I planted two new hydrangeas last fall, and they seemed to be doing great this spring and summer. The smaller of the two had only 5 stems, three with blooms on them. We just had our roof re-done, and the roofers somehow managed to break off 4 of the 5 stems on my smaller hydrangea. There is now only one full stem with leaves left. Is there anything I can do to give it a little help, so it will survive all the breakage? Hoping the lack of leaves isn't going to doom it!
You shouldn't need to do anything beyond what you'd normally do--they should bounce back. Unfortunately unless they're ones that bloom on new wood you won't get any more blooms this year, but next year they should be fine. Since they don't have a lot of leaves though they won't go through water as fast as before so you may want to cut back a little on watering.
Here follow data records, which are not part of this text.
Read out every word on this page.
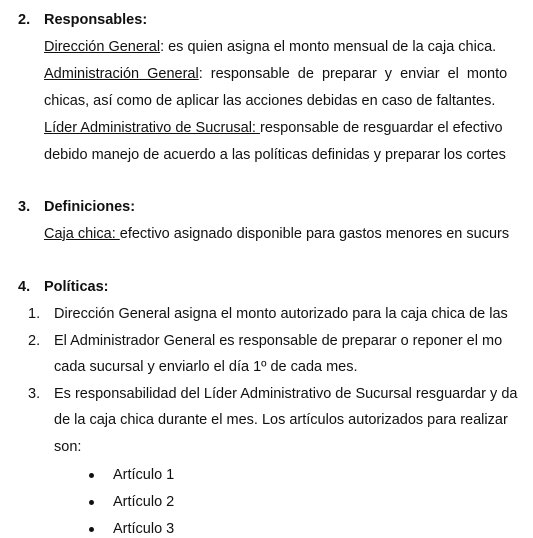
2. Responsables:
Dirección General: es quien asigna el monto mensual de la caja chica.
Administración General: responsable de preparar y enviar el monto
chicas, así como de aplicar las acciones debidas en caso de faltantes.
Líder Administrativo de Sucrusal: responsable de resguardar el efectivo
debido manejo de acuerdo a las políticas definidas y preparar los cortes
3. Definiciones:
Caja chica: efectivo asignado disponible para gastos menores en sucurs
4. Políticas:
1. Dirección General asigna el monto autorizado para la caja chica de las
2. El Administrador General es responsable de preparar o reponer el mo
cada sucursal y enviarlo el día 1º de cada mes.
3. Es responsabilidad del Líder Administrativo de Sucursal resguardar y da
de la caja chica durante el mes. Los artículos autorizados para realizar
son:
Artículo 1
Artículo 2
Artículo 3
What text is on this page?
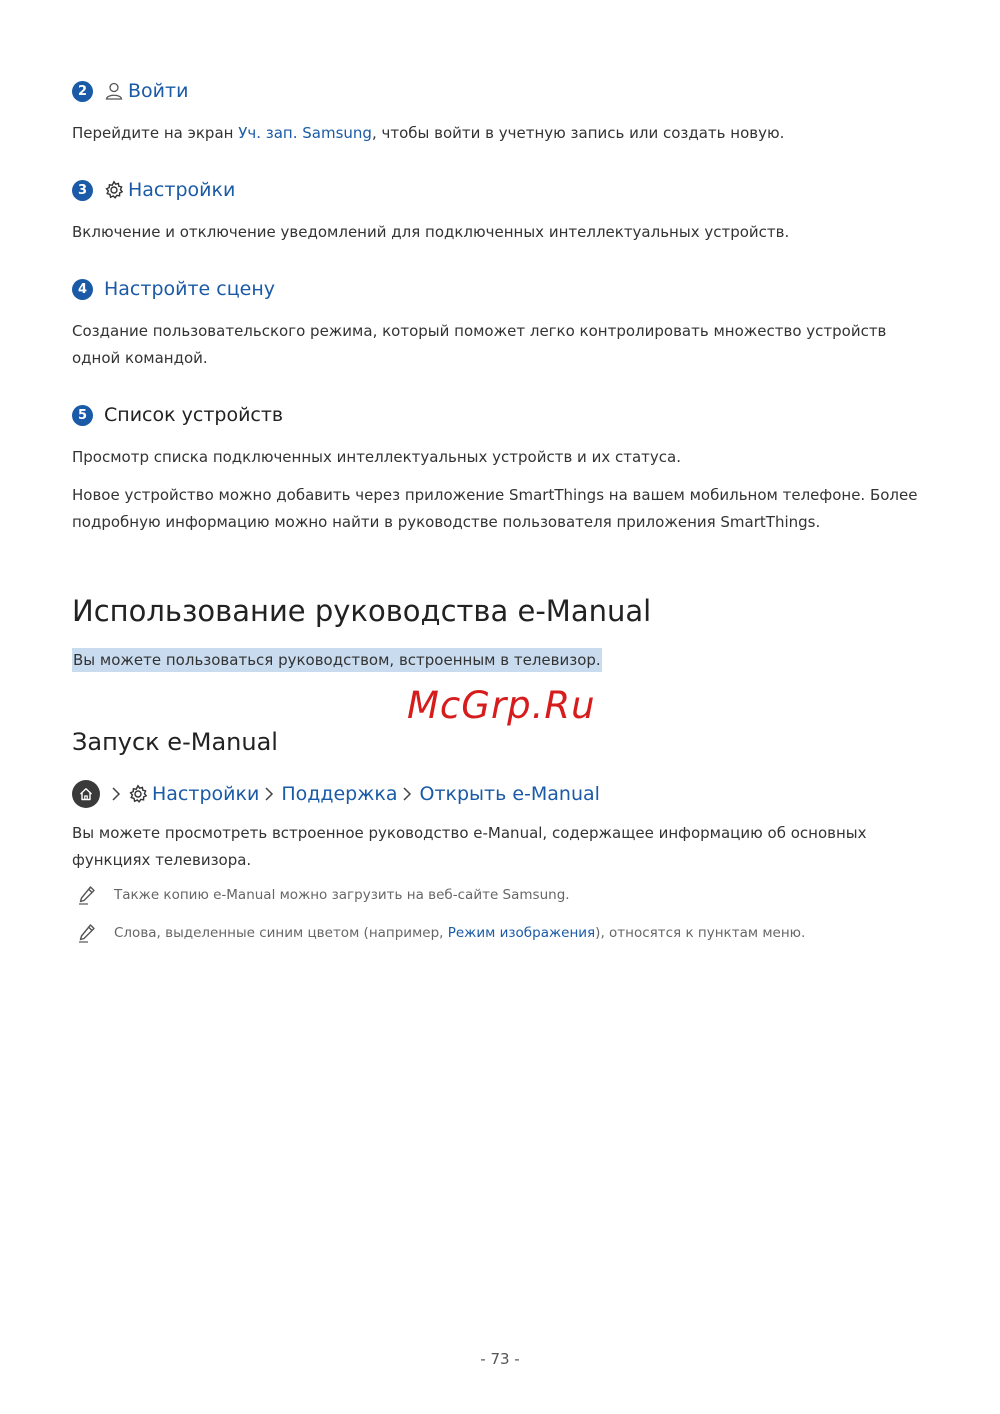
2	Войти

Перейдите на экран Уч. зап. Samsung, чтобы войти в учетную запись или создать новую.

3	Настройки

Включение и отключение уведомлений для подключенных интеллектуальных устройств.

4 Настройте сцену

Создание пользовательского режима, который поможет легко контролировать множество устройств одной командой.

5 Список устройств

Просмотр списка подключенных интеллектуальных устройств и их статуса.

Новое устройство можно добавить через приложение SmartThings на вашем мобильном телефоне. Более подробную информацию можно найти в руководстве пользователя приложения SmartThings.

Использование руководства e-Manual
Вы можете пользоваться руководством, встроенным в телевизор.
McGrp.Ru
Запуск e-Manual
Настройки Поддержка Открыть e-Manual

Вы можете просмотреть встроенное руководство e-Manual, содержащее информацию об основных функциях телевизора.

Также копию e-Manual можно загрузить на веб-сайте Samsung.
Слова, выделенные синим цветом (например, Режим изображения), относятся к пунктам меню.
- 73 -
Depending on your growing season, they may send new shoots (stems) now or leave producing new stems for Spring 2012 so just maintain the soil evenly moist -not wet- as you normally do. I had to extract two of mine when redoing the roof. Kept them in a shaded protect place while the workers did their thing. Then I placed them back when the workers were done. They survived but I had to keep an eye on soil moisture!
The first day, when they were tearing off the old roof, they were great about putting up sawhorses and tarps to protect as many plants as possible. The second day, when they were finishing putting on the shingles, we weren't home when they really got going, and for some reason they didn't protect the plants. You should see what they did to my hosta bed, but I know those will recover. I was worried about my tall lilies, some 6-7 feet tall, that couldn't be covered, but never thought they'd set a ladder right on a blooming hydrangea. :(
I hear you. I am not sure what damage my roofers would have done to the hydrangeas but the guy that I was contracting the work with asked me to move plants before they started working. He particulalrly mentioned the hydrangeas. So I moved those two.
I still lost other shrubs (azalea) but I can no longer remember what did they did. I think I found the azalea ripped off somehow.
You know, one really has to be there doing the job that their team leader or boss should be doing (to protect the customer's plants).
I wouldn't move them--the worst case scenario is they break the branches above ground and you lose a year of blooms, but the plant itself should bounce back. If you transplant, you may lose blooms the following year anyway as the plants get reestablished, and you're taking the extra risk of transplanting (not to mention that if you've had them there for 15 yrs you probably like them in the spot they're in!)
I think you are being too nice on those roofers. They can do worse damage than that. My roofers managed to cut an azalea bush from the base, replace it so it looked only slightly crooked (it dried out of course) and disturb the small fibruous roots so it died and I did not discover the problem for several days and no one told me about it. They did replace it.
Ecrane, they were there when I bought the house and they like it there( east side)...lol My husband keeps cutting them back (ugh) because they over hang on the pathway. He tells me doesn't but I see fresh cut marks. I tell him, my gosh man, the path is 5 ft wide so what if the bush takes up 1 ft or so cant you walk in 3 ft.
The blue Lace cap this year is over 6ft high and a good 5 ft wide. The snowballs get the worse of the cutting...lol
The only things with blooms in my garden now are Crape Myrtles, Rose of Sharon and the wisteria vine. One rose has an old bloom but the others decided to stop and take a break from the blooming business. I do have hydrangea blooms but they look so sad I would not considering alive at this point. We need another tropical storm!